To contact members of the Senate, call (217) 782-4517; to contact members of the House, call (217) 782-8223.

Many truckers don’t understand what the fee is for, Koncilia said. But more common are questions about timing.

"They can't understand how they can make them pay this going retroactive back to July 1," she said. "They were under the impression from something or misunderstood that this would take place upon renewal date rather than something immediate."

Although many truckers have complained that the fee is retroactive – charging them more for plates they purchased earlier in the year – state officials say it is not, even though the fee notices arrived three months after the purchase date for in-state plates.

Kauffman said because the governor signed the bill at the end of June, the Secretary of State’s Office was not able to react quickly enough to get the bills out by July 1, when the fee should have been charged.

"They impose these fees, and we're in charge of receiving the funds," Kauffman said. "The governor signs a bill and then we have to react.

"We couldn't just react in one day. It took us that long to get everything up and running . it took a lot of programming . to get the system up and ready to go."

An exodus from the Land of Lincoln?

Trucking industry officials had predicted that if SB841 passed, it would likely cost the state jobs. And that seems to be happening, just days after the letters started coming out.

The St. Louis Post-Dispatch reported Sept. 30 that a number of companies in Illinois were reacting to the new fees by moving their operations to neighboring Missouri. The address change for one company, Henderson Trucking Co. of Salem, IL, will cost the state 500 jobs and roughly $15 million in payroll, the newspaper reported.

Henderson had faced $100,000 in additional fees.

Owner-operators, who often work on a thin margin, are up in arms as well.

Koncilia said one trucker she spoke with said he was considering moving his operation to Wisconsin, while another trucker calling OOIDA said he was considering a move to Iowa.

OOIDA member Sonntag is among those who may make the move.

"I've already been talking to my wife about it," he said. "I've seriously thought about moving out of Illinois. My wife even says that when my daughter's out of high school - she's a senior - we can seriously think about doing that, because she's getting tired of it also, with everything going up."

This one’s not over yet

Some of the bill’s initial opponents are still intent on stopping the new fee. The controversy that arose since bills began arriving has emboldened them to move ahead with that effort.

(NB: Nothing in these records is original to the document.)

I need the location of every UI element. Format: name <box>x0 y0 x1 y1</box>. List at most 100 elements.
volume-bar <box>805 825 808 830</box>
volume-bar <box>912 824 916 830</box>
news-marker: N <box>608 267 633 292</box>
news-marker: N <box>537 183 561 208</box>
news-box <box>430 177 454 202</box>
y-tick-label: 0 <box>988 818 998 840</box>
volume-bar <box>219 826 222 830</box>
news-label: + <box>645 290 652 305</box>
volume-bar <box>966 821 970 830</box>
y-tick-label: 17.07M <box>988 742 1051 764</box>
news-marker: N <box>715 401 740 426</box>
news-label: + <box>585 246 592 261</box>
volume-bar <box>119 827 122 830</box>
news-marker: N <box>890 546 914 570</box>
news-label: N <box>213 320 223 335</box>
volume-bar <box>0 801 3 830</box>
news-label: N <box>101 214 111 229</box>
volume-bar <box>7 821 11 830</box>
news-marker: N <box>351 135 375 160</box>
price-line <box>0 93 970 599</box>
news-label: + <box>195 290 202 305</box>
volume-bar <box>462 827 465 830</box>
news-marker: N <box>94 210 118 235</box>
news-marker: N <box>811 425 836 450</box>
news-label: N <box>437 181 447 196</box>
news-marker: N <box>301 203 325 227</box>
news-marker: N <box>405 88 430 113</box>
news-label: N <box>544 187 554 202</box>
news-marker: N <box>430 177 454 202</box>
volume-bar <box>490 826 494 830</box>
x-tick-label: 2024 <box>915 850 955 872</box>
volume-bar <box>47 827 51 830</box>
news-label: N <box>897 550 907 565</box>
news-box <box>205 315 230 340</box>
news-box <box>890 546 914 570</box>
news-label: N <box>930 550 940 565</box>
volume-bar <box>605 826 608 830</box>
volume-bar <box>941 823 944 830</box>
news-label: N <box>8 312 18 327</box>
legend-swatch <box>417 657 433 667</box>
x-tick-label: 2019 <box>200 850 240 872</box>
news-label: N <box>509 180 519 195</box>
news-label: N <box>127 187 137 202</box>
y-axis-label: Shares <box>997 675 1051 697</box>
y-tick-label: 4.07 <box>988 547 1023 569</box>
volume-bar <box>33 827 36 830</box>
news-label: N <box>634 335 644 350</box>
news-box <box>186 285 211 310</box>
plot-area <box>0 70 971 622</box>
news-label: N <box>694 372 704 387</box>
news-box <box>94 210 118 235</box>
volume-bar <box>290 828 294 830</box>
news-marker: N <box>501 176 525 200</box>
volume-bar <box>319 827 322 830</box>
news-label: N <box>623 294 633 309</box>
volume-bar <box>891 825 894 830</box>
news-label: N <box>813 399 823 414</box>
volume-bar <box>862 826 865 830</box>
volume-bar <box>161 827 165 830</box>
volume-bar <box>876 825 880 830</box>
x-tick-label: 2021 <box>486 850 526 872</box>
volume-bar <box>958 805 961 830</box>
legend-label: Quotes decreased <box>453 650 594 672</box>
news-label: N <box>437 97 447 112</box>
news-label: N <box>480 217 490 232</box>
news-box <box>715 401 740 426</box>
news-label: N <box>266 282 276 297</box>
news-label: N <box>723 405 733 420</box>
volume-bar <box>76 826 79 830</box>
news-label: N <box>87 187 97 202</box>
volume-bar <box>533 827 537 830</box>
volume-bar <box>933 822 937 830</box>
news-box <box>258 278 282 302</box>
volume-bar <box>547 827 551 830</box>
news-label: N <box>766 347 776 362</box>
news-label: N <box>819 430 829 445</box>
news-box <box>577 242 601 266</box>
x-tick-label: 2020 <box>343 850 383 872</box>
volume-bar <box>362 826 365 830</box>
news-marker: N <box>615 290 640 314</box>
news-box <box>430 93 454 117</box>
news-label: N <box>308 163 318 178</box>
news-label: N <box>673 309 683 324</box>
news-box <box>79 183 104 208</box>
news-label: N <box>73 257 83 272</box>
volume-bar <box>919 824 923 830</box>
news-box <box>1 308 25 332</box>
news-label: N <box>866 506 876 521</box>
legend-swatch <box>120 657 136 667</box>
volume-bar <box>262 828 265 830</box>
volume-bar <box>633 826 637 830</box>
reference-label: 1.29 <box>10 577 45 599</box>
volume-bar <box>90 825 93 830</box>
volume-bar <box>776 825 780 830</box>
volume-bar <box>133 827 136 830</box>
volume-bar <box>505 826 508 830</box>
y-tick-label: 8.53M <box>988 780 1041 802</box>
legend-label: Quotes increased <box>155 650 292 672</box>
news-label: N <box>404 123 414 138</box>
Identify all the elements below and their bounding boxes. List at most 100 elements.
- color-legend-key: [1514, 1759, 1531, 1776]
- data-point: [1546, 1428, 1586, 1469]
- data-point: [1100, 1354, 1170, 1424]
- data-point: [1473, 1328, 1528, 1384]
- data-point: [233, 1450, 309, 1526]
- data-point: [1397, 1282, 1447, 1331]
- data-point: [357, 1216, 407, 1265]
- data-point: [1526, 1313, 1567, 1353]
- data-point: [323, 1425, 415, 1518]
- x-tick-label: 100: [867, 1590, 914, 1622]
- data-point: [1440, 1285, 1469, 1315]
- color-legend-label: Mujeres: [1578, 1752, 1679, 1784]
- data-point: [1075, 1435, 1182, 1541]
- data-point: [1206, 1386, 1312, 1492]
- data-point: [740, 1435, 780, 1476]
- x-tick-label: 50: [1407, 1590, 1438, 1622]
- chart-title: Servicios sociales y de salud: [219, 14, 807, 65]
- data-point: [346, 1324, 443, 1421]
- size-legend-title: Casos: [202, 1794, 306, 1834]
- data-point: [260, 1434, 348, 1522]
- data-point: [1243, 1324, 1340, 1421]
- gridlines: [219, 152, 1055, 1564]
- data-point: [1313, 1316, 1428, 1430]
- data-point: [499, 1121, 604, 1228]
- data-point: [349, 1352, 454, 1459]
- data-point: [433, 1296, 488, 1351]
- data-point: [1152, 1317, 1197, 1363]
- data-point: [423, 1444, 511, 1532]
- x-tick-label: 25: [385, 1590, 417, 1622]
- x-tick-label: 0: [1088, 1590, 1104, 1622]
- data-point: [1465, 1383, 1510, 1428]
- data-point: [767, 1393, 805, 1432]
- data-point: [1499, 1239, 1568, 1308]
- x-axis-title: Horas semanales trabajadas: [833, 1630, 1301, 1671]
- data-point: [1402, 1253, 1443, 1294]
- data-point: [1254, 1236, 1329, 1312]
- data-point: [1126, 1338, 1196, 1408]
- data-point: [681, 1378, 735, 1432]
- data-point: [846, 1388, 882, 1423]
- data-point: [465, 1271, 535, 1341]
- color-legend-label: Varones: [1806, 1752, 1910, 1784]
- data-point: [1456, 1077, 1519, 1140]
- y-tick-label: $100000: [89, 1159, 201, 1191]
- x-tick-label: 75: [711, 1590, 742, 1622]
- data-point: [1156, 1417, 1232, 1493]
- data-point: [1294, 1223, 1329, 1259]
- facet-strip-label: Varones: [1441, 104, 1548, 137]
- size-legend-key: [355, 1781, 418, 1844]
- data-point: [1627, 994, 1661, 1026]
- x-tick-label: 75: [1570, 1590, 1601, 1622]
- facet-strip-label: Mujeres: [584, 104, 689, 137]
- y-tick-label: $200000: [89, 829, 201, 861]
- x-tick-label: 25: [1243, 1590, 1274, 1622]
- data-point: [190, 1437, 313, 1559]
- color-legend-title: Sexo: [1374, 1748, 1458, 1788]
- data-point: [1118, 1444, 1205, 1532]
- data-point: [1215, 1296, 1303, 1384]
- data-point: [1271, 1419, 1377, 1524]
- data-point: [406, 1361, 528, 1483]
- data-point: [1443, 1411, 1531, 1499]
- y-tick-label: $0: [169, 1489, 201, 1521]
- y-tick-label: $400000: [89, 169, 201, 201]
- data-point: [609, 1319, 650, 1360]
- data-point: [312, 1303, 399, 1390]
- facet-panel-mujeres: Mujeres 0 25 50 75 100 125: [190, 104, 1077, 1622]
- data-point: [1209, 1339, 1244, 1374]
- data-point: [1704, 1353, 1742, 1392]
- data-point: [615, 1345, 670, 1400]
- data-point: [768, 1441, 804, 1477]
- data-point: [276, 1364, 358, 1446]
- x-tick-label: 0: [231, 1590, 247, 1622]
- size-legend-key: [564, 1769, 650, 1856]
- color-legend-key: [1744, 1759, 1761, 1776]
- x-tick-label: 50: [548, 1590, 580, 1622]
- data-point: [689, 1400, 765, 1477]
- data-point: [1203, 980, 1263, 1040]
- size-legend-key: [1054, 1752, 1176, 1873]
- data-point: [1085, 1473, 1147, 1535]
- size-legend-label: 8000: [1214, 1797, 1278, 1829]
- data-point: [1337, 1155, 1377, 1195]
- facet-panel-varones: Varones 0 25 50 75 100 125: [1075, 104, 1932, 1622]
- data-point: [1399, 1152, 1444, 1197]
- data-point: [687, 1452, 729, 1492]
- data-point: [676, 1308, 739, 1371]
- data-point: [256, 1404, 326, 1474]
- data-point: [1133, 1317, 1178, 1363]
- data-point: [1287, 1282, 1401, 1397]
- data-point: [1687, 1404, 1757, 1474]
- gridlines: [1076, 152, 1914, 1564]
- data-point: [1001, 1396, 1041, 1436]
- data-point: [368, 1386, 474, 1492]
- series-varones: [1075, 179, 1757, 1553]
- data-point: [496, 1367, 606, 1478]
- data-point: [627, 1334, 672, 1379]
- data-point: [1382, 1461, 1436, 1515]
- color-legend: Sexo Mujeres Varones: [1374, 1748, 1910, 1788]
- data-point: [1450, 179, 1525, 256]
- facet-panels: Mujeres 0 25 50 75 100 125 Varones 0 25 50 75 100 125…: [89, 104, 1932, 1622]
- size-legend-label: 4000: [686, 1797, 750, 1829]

One of the legislators who voted against the bill, Sen. John Sullivan, D-Rushville, told The Herald-Whig that some members of the Senate did not know when they voted for the measure that truckers would start paying the fees as of July 1.

"The more you examine it, the worse it looks," he told the newspaper. "It was a close vote when it passed last spring."

The bill passed 32-16 in the Senate and 62-54 in the House.

"We're sure going to try to get it overturned," he added, "now that people see how bad this is."